The release included scanning, demographic and behavioral data from more than 500 subjects. The information is organized in a web-accessible database called ConnectomeDB. A software application, Connectome Workbench, allows users to view and compare many types of imaging data, both produced by HCP and by other labs.

“These maps are going to have a major impact on our understanding of the healthy adult human brain, and that impact is already starting to be felt,” Van Essen, said. “Not only have we published many papers on what we’re learning about the brain from the data-gathering process, there also already have been a handful of independent investigators who have published papers based on HCP data. We weren’t expecting that this early in the process.

“We’re approaching the point where we have enough data to really sink our teeth into these questions and are starting to do some serious science on what factors influence the folding of the cortex,” he said.

Lead investigator Deanna Barch, PhD, said that to comprehend how structural or functional connectivity goes awry, researchers must first establish the parameters of normal connectivity.

“You need a baseline to work from,” she said. “Down the road, the HCP will become a benchmark enabling us to see how abnormalities contribute to or result from disease. It will suggest better ideas about disease prevention or the means of early intervention.”

The ‘state’ of the art in brain mapping

Imagine mapping population centers by tracking telecommunications activity — say, grouping at least 100,000 phone calls from one location to another. This would reveal Kansas City and St. Louis as two hot spots in Missouri, but would not identify individual callers. HCP mapping, somewhat similarly, monitors the overall activity of more than 100,000 neurons at a time. This allows researchers to better understand the brain’s functional hot spots and their connectivity, providing the most detailed and accurate whole-brain portrait yet developed.

Tucker Hartley and Owen Footer, HCP research assistants, perform some behavioral tasks used by the HCP to measure each subject’s abilities, such as gait speed (top), odor identification (middle), and taste (bottom). At right, Footer prepares Hartley for a functional MRI scan in which the subject indicates choices with a button box.
Photo by Robert Boston

Making connections

HCP researchers are studying twins and their non-twin siblings, a total of 1,200 subjects, to better understand how genes affect the wiring of the brain: What aspects of circuitry are inherited and what aspects are shaped by experience?

To reflect the true normal range of brain connections, study volunteers come from all racial, ethnic, economic and educational backgrounds.

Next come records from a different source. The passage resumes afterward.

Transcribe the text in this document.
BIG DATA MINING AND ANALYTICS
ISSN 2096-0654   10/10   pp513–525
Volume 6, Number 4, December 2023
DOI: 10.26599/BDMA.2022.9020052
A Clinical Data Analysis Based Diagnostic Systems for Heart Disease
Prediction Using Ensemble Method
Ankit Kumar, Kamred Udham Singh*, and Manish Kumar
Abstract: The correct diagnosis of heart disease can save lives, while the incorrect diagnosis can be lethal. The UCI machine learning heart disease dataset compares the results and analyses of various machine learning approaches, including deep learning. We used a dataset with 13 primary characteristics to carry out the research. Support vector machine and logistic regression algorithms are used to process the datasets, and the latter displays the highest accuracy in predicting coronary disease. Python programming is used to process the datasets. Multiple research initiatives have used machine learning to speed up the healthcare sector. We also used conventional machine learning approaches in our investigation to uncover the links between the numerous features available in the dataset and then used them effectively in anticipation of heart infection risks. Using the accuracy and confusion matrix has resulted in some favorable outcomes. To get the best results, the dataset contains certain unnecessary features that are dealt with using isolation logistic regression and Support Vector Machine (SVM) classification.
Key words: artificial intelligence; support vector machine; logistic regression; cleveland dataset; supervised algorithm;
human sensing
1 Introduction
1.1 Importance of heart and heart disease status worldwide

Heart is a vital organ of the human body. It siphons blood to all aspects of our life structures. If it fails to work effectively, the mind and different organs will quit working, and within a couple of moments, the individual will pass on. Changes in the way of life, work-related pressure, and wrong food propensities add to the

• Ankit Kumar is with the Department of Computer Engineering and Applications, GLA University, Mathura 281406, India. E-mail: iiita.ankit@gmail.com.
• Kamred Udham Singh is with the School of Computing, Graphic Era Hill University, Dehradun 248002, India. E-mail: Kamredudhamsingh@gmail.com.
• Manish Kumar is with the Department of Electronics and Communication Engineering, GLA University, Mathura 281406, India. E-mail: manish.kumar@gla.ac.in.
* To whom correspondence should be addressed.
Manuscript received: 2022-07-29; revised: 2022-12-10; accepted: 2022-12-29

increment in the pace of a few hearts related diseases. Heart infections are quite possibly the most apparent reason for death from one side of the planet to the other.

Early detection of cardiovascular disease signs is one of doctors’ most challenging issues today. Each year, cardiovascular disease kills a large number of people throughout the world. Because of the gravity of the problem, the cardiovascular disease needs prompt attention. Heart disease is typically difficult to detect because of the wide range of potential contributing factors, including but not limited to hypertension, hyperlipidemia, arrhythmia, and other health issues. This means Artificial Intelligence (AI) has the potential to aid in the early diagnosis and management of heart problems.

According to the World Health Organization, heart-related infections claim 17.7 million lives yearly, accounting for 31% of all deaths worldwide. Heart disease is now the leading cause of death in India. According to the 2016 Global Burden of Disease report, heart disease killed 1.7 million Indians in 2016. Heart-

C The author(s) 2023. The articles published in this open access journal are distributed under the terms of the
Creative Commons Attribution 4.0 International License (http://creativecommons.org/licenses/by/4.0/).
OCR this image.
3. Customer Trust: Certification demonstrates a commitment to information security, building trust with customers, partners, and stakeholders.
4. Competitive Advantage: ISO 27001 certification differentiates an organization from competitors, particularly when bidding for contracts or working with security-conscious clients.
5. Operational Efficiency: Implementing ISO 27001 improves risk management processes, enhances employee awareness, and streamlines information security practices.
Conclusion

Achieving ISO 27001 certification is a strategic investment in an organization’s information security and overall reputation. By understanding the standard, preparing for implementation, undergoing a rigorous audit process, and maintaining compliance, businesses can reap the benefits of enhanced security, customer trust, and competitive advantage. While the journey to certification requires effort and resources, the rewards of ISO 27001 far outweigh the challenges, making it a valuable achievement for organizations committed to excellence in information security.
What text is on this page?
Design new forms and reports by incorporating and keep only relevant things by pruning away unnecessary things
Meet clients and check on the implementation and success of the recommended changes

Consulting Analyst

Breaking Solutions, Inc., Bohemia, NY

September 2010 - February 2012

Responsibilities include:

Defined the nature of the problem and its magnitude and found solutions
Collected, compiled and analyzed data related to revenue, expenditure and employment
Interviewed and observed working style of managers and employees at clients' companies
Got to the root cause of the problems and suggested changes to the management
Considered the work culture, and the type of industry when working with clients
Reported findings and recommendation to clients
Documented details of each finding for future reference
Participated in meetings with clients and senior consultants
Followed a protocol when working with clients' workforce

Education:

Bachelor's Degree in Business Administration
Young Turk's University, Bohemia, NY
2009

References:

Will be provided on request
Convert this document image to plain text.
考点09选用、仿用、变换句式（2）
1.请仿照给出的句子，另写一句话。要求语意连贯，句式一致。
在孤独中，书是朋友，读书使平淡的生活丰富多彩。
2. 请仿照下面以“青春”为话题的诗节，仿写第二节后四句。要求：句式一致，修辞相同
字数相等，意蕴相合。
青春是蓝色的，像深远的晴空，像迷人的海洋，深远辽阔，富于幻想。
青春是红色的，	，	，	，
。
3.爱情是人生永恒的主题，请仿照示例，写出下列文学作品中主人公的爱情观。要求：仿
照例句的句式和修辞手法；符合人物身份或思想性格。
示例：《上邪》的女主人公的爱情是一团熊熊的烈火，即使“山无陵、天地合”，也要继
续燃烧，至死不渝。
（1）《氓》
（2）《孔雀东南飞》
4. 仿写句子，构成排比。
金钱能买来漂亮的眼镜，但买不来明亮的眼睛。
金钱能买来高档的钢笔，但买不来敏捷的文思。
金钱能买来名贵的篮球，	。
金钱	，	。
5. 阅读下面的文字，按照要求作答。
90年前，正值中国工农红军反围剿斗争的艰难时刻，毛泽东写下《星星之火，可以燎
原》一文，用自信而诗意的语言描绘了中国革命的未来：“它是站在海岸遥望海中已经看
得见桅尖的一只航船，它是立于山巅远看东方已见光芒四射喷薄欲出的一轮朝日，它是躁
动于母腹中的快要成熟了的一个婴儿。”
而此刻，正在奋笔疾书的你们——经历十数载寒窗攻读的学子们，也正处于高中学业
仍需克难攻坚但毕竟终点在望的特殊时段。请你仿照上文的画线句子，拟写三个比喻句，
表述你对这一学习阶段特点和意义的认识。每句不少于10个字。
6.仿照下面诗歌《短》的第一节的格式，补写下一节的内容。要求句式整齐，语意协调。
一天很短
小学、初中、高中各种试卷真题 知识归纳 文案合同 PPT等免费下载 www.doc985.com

Study volunteers spend about four hours over two days in a customized MRI, sometimes lying quietly and sometimes performing tasks. All the while, the machine is recording patterns of brain activity. A participant might move her right hand, for instance, and a section of the left motor cortex lights up. The testing is replicated in hundreds of subjects. For something more complicated, such as a working memory test, several brain regions in the front and back light up together, working in a coordinated way.

“We are trying to understand which parts of brains are active when people are processing information, doing math or remembering things,” explained Barch, who is coordinating data collection at Washington University.

In addition to the brain scans, research volunteers undergo a battery of cognitive, physical fitness and psychological tests. They spend about six hours participating in wide-ranging activities — from tasting mysterious liquids on a cotton swab to running around traffic cones in a corridor. These tests, which look at intelligence, sensory abilities and emotional state, among other aspects, bring added dimension to the imaging data. For instance, do differences in brain circuits have any bearing on high or low IQ?